Something to mull over:

“Industrial policy advocates spend much time discussing market failures, yet they are curiously blind to government failures. Markets have a built-in correction mechanism called bankruptcy; industrial policy has a built-in survival mechanism called lobbying. Politicians naturally gravitate toward projects that generate headlines, ribbon-cuttings, and grand rhetoric. In practice, the long-term technical and economic viability of those projects often becomes secondary. 

Easy access to subsidies, public guarantees, and cheap loans encourage firms to become subsidy entrepreneurs rather than competitive businesses. When taxpayers absorb much of the downside risk, excessive risk-taking becomes rational — and moral hazard flourishes. 
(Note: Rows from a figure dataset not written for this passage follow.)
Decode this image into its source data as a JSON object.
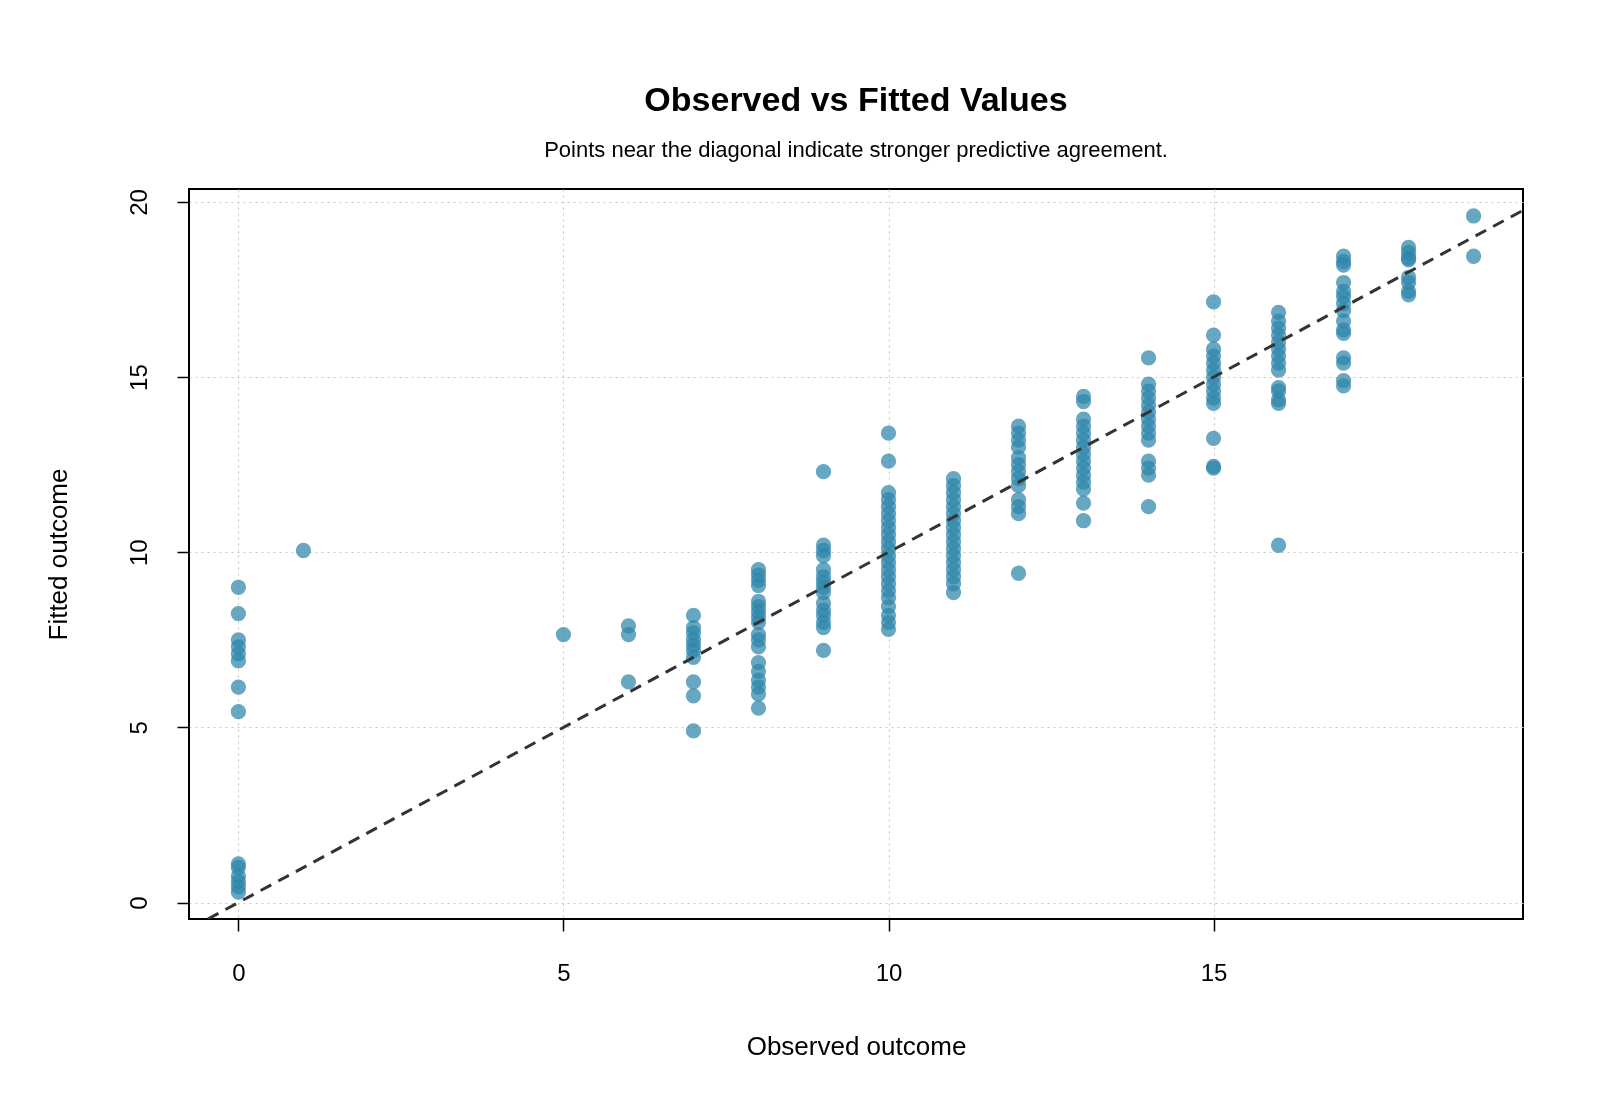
{
  "chart_data": {
    "type": "scatter",
    "title": "Observed vs Fitted Values",
    "subtitle": "Points near the diagonal indicate stronger predictive agreement.",
    "xlabel": "Observed outcome",
    "ylabel": "Fitted outcome",
    "xlim": [
      -0.76,
      19.76
    ],
    "ylim": [
      -0.47,
      20.37
    ],
    "xticks": [
      0,
      5,
      10,
      15
    ],
    "yticks": [
      0,
      5,
      10,
      15,
      20
    ],
    "grid": true,
    "marker": "circle",
    "series": [
      {
        "type": "scatter",
        "color": "#2e86ab",
        "x": [
          0,
          0,
          0,
          0,
          0,
          0,
          0,
          0,
          0,
          0,
          0,
          0,
          0,
          0,
          1,
          5,
          6,
          6,
          6,
          7,
          7,
          7,
          7,
          7,
          7,
          7,
          7,
          7,
          7,
          8,
          8,
          8,
          8,
          8,
          8,
          8,
          8,
          8,
          8,
          8,
          8,
          8,
          8,
          8,
          8,
          8,
          8,
          9,
          9,
          9,
          9,
          9,
          9,
          9,
          9,
          9,
          9,
          9,
          9,
          9,
          9,
          9,
          10,
          10,
          10,
          10,
          10,
          10,
          10,
          10,
          10,
          10,
          10,
          10,
          10,
          10,
          10,
          10,
          10,
          10,
          10,
          10,
          10,
          10,
          11,
          11,
          11,
          11,
          11,
          11,
          11,
          11,
          11,
          11,
          11,
          11,
          11,
          11,
          11,
          11,
          11,
          12,
          12,
          12,
          12,
          12,
          12,
          12,
          12,
          12,
          12,
          12,
          12,
          12,
          13,
          13,
          13,
          13,
          13,
          13,
          13,
          13,
          13,
          13,
          13,
          13,
          13,
          13,
          13,
          14,
          14,
          14,
          14,
          14,
          14,
          14,
          14,
          14,
          14,
          14,
          14,
          14,
          14,
          15,
          15,
          15,
          15,
          15,
          15,
          15,
          15,
          15,
          15,
          15,
          15,
          15,
          15,
          16,
          16,
          16,
          16,
          16,
          16,
          16,
          16,
          16,
          16,
          16,
          16,
          16,
          16,
          17,
          17,
          17,
          17,
          17,
          17,
          17,
          17,
          17,
          17,
          17,
          17,
          17,
          17,
          17,
          18,
          18,
          18,
          18,
          18,
          18,
          18,
          18,
          19,
          19
        ],
        "values": [
          9.0,
          8.25,
          7.5,
          7.3,
          7.1,
          6.9,
          6.15,
          5.45,
          1.1,
          1.0,
          0.75,
          0.6,
          0.45,
          0.3,
          10.05,
          7.65,
          7.9,
          7.65,
          6.3,
          8.2,
          7.85,
          7.7,
          7.5,
          7.35,
          7.2,
          7.0,
          6.3,
          5.9,
          4.9,
          9.5,
          9.35,
          9.2,
          9.05,
          8.6,
          8.45,
          8.3,
          8.15,
          8.0,
          7.65,
          7.5,
          7.3,
          6.85,
          6.6,
          6.35,
          6.15,
          5.95,
          5.55,
          12.3,
          10.2,
          10.05,
          9.9,
          9.5,
          9.3,
          9.15,
          9.0,
          8.85,
          8.55,
          8.35,
          8.2,
          8.0,
          7.85,
          7.2,
          13.4,
          12.6,
          11.7,
          11.5,
          11.3,
          11.1,
          10.9,
          10.7,
          10.5,
          10.3,
          10.1,
          9.9,
          9.7,
          9.5,
          9.3,
          9.1,
          8.9,
          8.7,
          8.45,
          8.2,
          8.0,
          7.8,
          12.1,
          11.9,
          11.7,
          11.5,
          11.3,
          11.1,
          10.9,
          10.7,
          10.5,
          10.3,
          10.1,
          9.9,
          9.7,
          9.5,
          9.3,
          9.1,
          8.85,
          13.6,
          13.4,
          13.2,
          13.0,
          12.7,
          12.5,
          12.3,
          12.1,
          11.9,
          11.5,
          11.3,
          11.1,
          9.4,
          14.45,
          14.3,
          13.8,
          13.6,
          13.4,
          13.2,
          13.0,
          12.8,
          12.6,
          12.4,
          12.2,
          12.0,
          11.8,
          11.4,
          10.9,
          15.55,
          14.8,
          14.6,
          14.4,
          14.2,
          14.0,
          13.8,
          13.6,
          13.4,
          13.2,
          12.6,
          12.4,
          12.2,
          11.3,
          17.15,
          16.2,
          15.8,
          15.6,
          15.4,
          15.2,
          15.0,
          14.8,
          14.6,
          14.4,
          14.25,
          13.25,
          12.45,
          12.4,
          16.85,
          16.6,
          16.4,
          16.2,
          16.0,
          15.8,
          15.6,
          15.4,
          15.2,
          14.7,
          14.6,
          14.35,
          14.25,
          10.2,
          18.45,
          18.3,
          18.2,
          17.7,
          17.45,
          17.3,
          17.1,
          16.9,
          16.6,
          16.35,
          16.25,
          15.55,
          15.4,
          14.9,
          14.75,
          18.7,
          18.55,
          18.4,
          18.35,
          17.85,
          17.7,
          17.45,
          17.35,
          19.6,
          18.45
        ]
      },
      {
        "type": "line",
        "color": "#333333",
        "line_style": "dashed",
        "marker": "none",
        "x": [
          -0.47,
          19.76
        ],
        "values": [
          -0.47,
          19.76
        ]
      }
    ]
  }
}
There is also a broader political danger. Large industrial-policy programs create fertile ground for rent-seeking and the gradual fusion of political and corporate interests. The result is less a dynamic market economy and more a subsidy-driven system shaped by political access. 

Few intellectuals have been more influential than Mariana Mazzucato of University College London. Her 2013 book The Entrepreneurial State argued that the state has a critical role in innovation and that policymakers should actively intervene in the economy to spur development. 

Mazzucato has become one of Europe’s most prominent advocates for an activist industrial policy…[She] is now promoting a new book, The Common Good Economy, which advances many of the same themes that influenced the [EU’s] Green Deal. Once again, expansive political ambitions are wrapped in morally elevated language while fundamental questions go unanswered. 

The common good sounds desirable, but who gets to decide what it consists of? How do we measure whether we are achieving it? 

The EU’s green vision constitutes a top-down vision of the state that replaces the decentralized wisdom of millions of entrepreneurs and consumers with the ideological preferences of a few people at the top — people who do not risk losing their money if their decisions result in failure. And, as Thomas Sowell noted, there is no more dangerous way to make decisions than to put them in the hands of people who pay no price for being wrong.”

- Excerpts from Why Europe’s Green Entrepreneurial State Went Bust. By Johan Norberg & Christian Sandström / National Review July 14, 2026

For the record, I’m an ardent environmentalist and a registered Democrat (admittedly more out of inertia than conviction). The guys who wrote this piece are libertarians. So what? They made good points, worthy of consideration.